Milestone Theatre Presents “Distracted” at the Pasadena Playhouse

By Ted AYALA

Shortly before the Milestone Theatre’s June 30 through July 10 run of Lisa Loomer’s “Distracted” at the Pasadena Playhouse’s Carrie Hamilton Theatre, I came across an oddly prescient article in the New York Review of Books. Under the title, “The Epidemic of Mental Illness: Why?” Marcia Angell reviewed a clutch of books examining the world and ethics of psychiatry, especially its turn to regarding mental illness as a “chemical imbalance” requiring treatment through drugs. The statistics make for sober reading.

“It seems that Americans are in the midst of a raging epidemic of mental illness. For children, the rise is even more startling – a 35 fold increase [in mental disorders between 1987 and 2007]. Mental illness is now the leading cause of disability in children, well ahead of physical disabilities like cerebral palsy or Down syndrome,” reports Angell.

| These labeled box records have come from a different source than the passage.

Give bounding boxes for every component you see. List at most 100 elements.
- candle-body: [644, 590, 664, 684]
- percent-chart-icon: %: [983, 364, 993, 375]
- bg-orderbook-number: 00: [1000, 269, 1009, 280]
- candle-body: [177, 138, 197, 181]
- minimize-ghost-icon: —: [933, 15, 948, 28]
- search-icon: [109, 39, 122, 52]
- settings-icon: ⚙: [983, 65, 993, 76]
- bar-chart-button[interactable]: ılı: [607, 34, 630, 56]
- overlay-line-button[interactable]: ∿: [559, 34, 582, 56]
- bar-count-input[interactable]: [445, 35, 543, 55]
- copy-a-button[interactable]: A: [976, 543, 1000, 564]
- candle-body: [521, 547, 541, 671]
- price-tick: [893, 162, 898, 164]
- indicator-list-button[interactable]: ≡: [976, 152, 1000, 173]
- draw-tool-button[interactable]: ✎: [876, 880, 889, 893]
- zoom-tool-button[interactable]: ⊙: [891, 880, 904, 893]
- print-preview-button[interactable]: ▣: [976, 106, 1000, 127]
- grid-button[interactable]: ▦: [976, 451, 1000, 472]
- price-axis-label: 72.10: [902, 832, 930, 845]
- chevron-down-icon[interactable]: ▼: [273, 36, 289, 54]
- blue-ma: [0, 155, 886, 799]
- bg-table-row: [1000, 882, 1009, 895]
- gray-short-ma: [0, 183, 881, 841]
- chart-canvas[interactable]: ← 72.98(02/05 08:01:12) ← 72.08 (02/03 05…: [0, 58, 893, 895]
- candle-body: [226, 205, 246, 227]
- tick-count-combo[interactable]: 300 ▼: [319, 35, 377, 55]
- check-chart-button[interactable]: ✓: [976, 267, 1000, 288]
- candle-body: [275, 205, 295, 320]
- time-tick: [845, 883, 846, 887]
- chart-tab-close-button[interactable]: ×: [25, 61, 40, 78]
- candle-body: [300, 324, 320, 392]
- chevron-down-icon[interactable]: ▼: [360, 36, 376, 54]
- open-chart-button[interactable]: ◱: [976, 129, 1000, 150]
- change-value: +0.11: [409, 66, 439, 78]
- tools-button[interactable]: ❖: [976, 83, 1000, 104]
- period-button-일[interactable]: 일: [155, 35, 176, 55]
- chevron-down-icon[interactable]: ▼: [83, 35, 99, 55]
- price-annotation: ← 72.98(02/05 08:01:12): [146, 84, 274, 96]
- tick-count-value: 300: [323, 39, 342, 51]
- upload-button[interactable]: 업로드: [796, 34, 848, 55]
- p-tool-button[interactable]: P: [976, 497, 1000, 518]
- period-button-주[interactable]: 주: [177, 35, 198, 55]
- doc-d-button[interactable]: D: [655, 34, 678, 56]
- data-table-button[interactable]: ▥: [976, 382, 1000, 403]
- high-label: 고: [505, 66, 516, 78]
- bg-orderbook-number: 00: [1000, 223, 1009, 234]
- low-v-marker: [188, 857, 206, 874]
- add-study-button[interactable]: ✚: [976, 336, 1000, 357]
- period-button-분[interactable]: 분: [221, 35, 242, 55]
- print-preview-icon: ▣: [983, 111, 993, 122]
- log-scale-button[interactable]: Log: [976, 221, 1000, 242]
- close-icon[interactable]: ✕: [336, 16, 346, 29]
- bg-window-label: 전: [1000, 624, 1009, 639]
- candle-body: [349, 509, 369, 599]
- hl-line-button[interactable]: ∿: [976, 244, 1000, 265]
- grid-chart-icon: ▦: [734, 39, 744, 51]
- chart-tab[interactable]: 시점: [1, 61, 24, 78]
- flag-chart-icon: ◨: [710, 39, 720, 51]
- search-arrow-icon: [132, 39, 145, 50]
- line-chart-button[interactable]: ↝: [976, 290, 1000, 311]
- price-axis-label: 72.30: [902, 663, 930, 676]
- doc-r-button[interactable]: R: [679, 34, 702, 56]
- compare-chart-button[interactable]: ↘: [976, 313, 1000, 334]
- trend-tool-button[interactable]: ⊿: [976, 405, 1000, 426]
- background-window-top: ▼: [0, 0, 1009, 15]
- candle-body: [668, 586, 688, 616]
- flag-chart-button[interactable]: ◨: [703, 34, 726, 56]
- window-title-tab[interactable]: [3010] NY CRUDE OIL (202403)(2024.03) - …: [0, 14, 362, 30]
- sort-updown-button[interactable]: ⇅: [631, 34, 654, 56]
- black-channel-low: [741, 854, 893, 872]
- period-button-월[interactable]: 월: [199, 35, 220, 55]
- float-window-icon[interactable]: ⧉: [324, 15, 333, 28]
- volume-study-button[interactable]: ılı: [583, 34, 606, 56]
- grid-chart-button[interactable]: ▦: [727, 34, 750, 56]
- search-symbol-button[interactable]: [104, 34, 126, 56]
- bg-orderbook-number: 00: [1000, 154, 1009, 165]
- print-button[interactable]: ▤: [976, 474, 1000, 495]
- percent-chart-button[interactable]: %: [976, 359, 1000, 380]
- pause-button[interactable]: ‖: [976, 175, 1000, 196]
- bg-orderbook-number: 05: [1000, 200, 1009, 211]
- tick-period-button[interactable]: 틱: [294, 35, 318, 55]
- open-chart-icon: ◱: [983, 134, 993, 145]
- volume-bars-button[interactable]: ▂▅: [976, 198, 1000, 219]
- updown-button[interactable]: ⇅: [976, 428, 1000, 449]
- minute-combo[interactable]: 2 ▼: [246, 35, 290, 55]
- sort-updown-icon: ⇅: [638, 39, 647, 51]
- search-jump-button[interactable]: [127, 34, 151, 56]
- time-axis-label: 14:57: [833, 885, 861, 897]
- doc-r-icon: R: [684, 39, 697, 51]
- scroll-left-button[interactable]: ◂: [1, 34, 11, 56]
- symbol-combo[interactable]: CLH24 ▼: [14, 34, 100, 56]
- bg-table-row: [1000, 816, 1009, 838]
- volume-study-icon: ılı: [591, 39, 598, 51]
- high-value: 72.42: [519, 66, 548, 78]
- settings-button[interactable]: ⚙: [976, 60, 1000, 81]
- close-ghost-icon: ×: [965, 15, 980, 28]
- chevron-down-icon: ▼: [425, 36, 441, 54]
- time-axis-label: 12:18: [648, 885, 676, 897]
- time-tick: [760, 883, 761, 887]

Looking over the shared themes of the different books under review, she added, “[They] agree on the disturbing extent to which the companies that sell psychoactive drugs – through various forms of marketing, both legal and illegal, and what many people would describe as bribery – have come to determine what constitutes a mental illness and how the disorders should be diagnosed and treated.”

“So Ritalin doesn’t cure? You can take it for the rest of your life and it doesn’t cure a thing?” is the incredulous reply of the mother of Jesse – the foul-mouthed 9-year-old around whom “Distracted” revolves – to the doctor who is urging her to have her son take Ritalin.

“Distracted” presents a window into the average middle-class family faced with living and coping with an unruly child who may be (or may not be) suffering a mental disorder. Hovering over them is the Faustian decision whether to medicate their child and coping with the ethical quandary that behavior modification through drugs can itself be dehumanizing.

The production of “Distracted” was sharply directed by Mike Alva. In its bare bones, no-nonsense conception, the play was allowed to cut through with all the efficacy of a freshly sharpened dagger. This impression was augmented by the intimate confines of the Pasadena Playhouse’s Carrie Hamilton Theatre, which looks to sit about 40 people.

The Milestone players were uniformly excellent, with several of them juggling multiple roles that required stop-on-a-dime changes in mood and character.

Christine Anatone and Michael Sanchez were a snug fit as Jesse’s concerned parents, both of them managing to exude genuine warmth and concern for their child.

Selina Ruiz exhibited an outrageous sense of comic timing and flair in her turns as Dr.

Waller and Jesse’s teacher.

Sumiko Braun nearly stole the show in her turn as the socially awkward neighbor Vera with a frenetic sense of humor, yet illuminated with a somewhat disturbing and dark core.
Justin Dabuet, too, excelled in his turns, heaping loads of smarmy charm and wit to his characters.

If there was a complaint, it was in respect to the play itself. For all the acidulous wit and mordent observation in the previous scenes, the soggy final scene, with its airbrushed happy ending came as a disappointment. One wished that with her dagger drawn out, Loomer had pushed in to the hilt and twisted it to the full. The ending, when it arrives, feels like a tacked-on afterthought; a much too easy answer – despite her claims to the contrary – after the difficult questions that were wrestled with in previous scenes.

Nevertheless, the Milestone Theatre Company’s production was a triumph of brightly burning talent, astute direction, and trenchant insight.